14 de agosto, víspera de la Asunción. Oigo a Javier Diago, cofrade mayor de Begoña, hablar con emoción de la subida de la Virgen por la ría a bordo de una embarcación entre los aplausos de la muchedumbre.

No debo ser de Bilbao. Aunque mi partida de nacimiento dice que nací en la clínica Usparicha, no he ido de romería a Begoña en la vida.

Tampoco he ido nunca al teatro en agosto, ni a ver un espectáculo de La Otxoa. Aunque he vivido hasta los 36 años en la villa, no debo ser de Bilbao.

No, porque cuando en la radio hablan los de la ABAO, la apago, porque no he pisado La Bilbaína jamás y porque nunca he hecho cola en San Nicolás para bendecir un  cordón de San Blas.

No debo ser de Bilbao porque como los del centro de Bilbao no tenemos barrio no he ido nunca a las fiestas de mi barrio, y porque desde 1983 huyo de la ciudad en Aste Nagusia, por higiene. Mental y de la otra.

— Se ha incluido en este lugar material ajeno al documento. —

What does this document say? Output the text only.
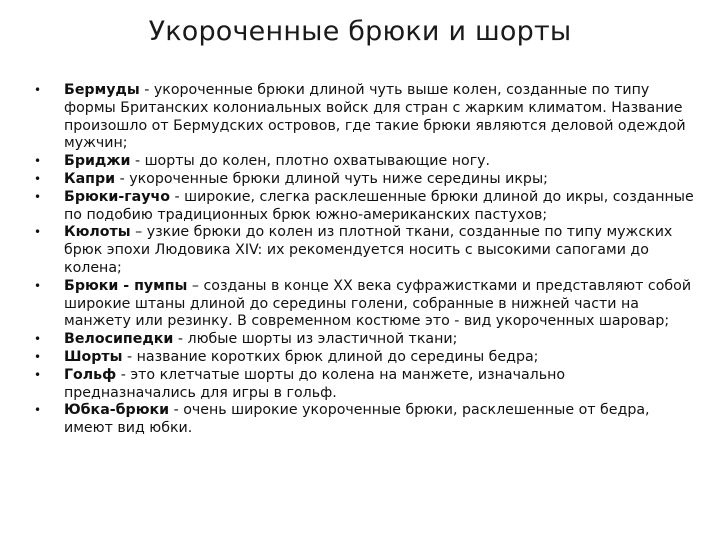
Укороченные брюки и шорты
•	Бермуды - укороченные брюки длиной чуть выше колен, созданные по типу формы Британских колониальных войск для стран с жарким климатом. Название произошло от Бермудских островов, где такие брюки являются деловой одеждой мужчин;
•	Бриджи - шорты до колен, плотно охватывающие ногу.
•	Капри - укороченные брюки длиной чуть ниже середины икры;
•	Брюки-гаучо - широкие, слегка расклешенные брюки длиной до икры, созданные по подобию традиционных брюк южно-американских пастухов;
•	Кюлоты – узкие брюки до колен из плотной ткани, созданные по типу мужских брюк эпохи Людовика XIV: их рекомендуется носить с высокими сапогами до колена;
•	Брюки - пумпы – созданы в конце XX века суфражистками и представляют собой широкие штаны длиной до середины голени, собранные в нижней части на манжету или резинку. В современном костюме это - вид укороченных шароваp;
•	Велосипедки - любые шорты из эластичной ткани;
•	Шорты - название коротких брюк длиной до середины бедра;
•	Гольф - это клетчатые шорты до колена на манжете, изначально предназначались для игры в гольф.
•	Юбка-брюки - очень широкие укороченные брюки, расклешенные от бедра, имеют вид юбки.
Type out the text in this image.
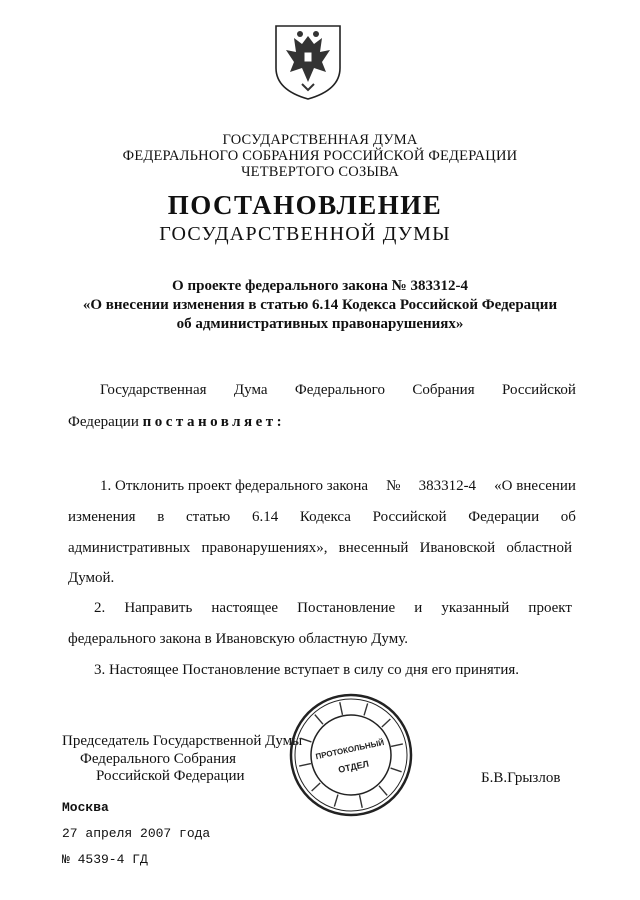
ГОСУДАРСТВЕННАЯ ДУМА
ФЕДЕРАЛЬНОГО СОБРАНИЯ РОССИЙСКОЙ ФЕДЕРАЦИИ
ЧЕТВЕРТОГО СОЗЫВА
ПОСТАНОВЛЕНИЕ
ГОСУДАРСТВЕННОЙ ДУМЫ
О проекте федерального закона № 383312-4
«О внесении изменения в статью 6.14 Кодекса Российской Федерации
об административных правонарушениях»
Государственная Дума Федерального Собрания Российской
Федерации постановляет:
1. Отклонить проект федерального закона № 383312-4 «О внесении
изменения в статью 6.14 Кодекса Российской Федерации об
административных правонарушениях», внесенный Ивановской областной
Думой.
2. Направить настоящее Постановление и указанный проект
федерального закона в Ивановскую областную Думу.
3. Настоящее Постановление вступает в силу со дня его принятия.
Председатель Государственной Думы
Федерального Собрания
Российской Федерации	Б.В.Грызлов
ПРОТОКОЛЬНЫЙ
ОТДЕЛ
Москва
27 апреля 2007 года
№ 4539-4 ГД
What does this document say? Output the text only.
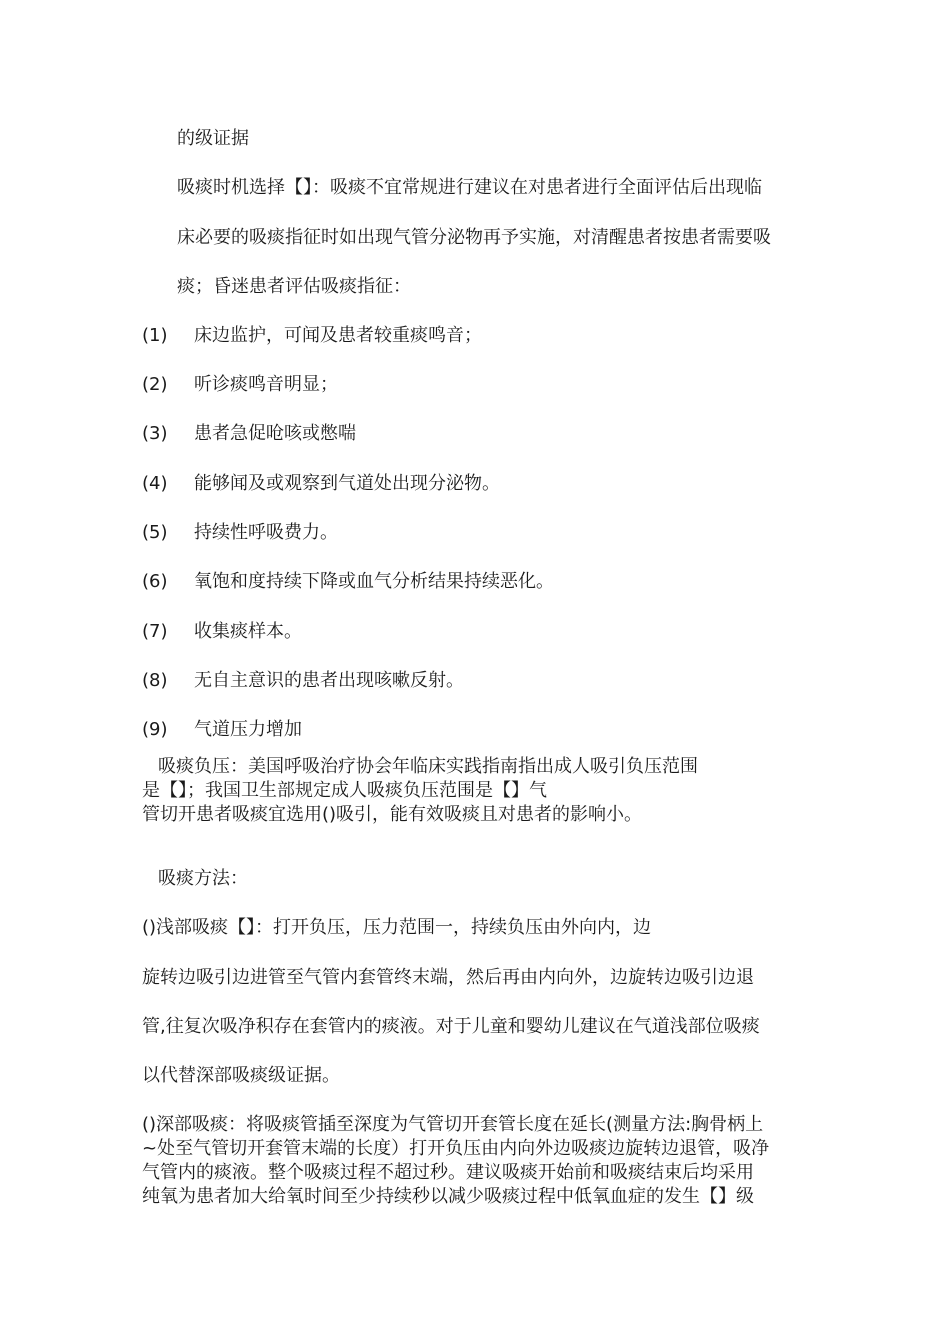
的级证据
吸痰时机选择【】：吸痰不宜常规进行建议在对患者进行全面评估后出现临
床必要的吸痰指征时如出现气管分泌物再予实施，对清醒患者按患者需要吸
痰；昏迷患者评估吸痰指征：
(1) 床边监护，可闻及患者较重痰鸣音；
(2) 听诊痰鸣音明显；
(3) 患者急促呛咳或憋喘
(4) 能够闻及或观察到气道处出现分泌物。
(5) 持续性呼吸费力。
(6) 氧饱和度持续下降或血气分析结果持续恶化。
(7) 收集痰样本。
(8) 无自主意识的患者出现咳嗽反射。
(9) 气道压力增加
吸痰负压：美国呼吸治疗协会年临床实践指南指出成人吸引负压范围
是【】；我国卫生部规定成人吸痰负压范围是【】气
管切开患者吸痰宜选用()吸引，能有效吸痰且对患者的影响小。
吸痰方法：
()浅部吸痰【】：打开负压，压力范围一，持续负压由外向内，边
旋转边吸引边进管至气管内套管终末端，然后再由内向外，边旋转边吸引边退
管,往复次吸净积存在套管内的痰液。对于儿童和婴幼儿建议在气道浅部位吸痰
以代替深部吸痰级证据。
()深部吸痰：将吸痰管插至深度为气管切开套管长度在延长(测量方法:胸骨柄上
~处至气管切开套管末端的长度）打开负压由内向外边吸痰边旋转边退管，吸净
气管内的痰液。整个吸痰过程不超过秒。建议吸痰开始前和吸痰结束后均采用
纯氧为患者加大给氧时间至少持续秒以减少吸痰过程中低氧血症的发生【】级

Me da igual si en el once del Athletic hay o no hay vizcaínos. No he ido nunca de potes en cuadrilla. No he tenido cuenta ni en la Municipal ni en la Vizcaína. Ni en sus descendientes. Cuando escucho cantar bilbainadas me muero de vergüenza. Así que no debo ser de Bilbao.

Eso, o que hay distintas formas de ser de Bilbao.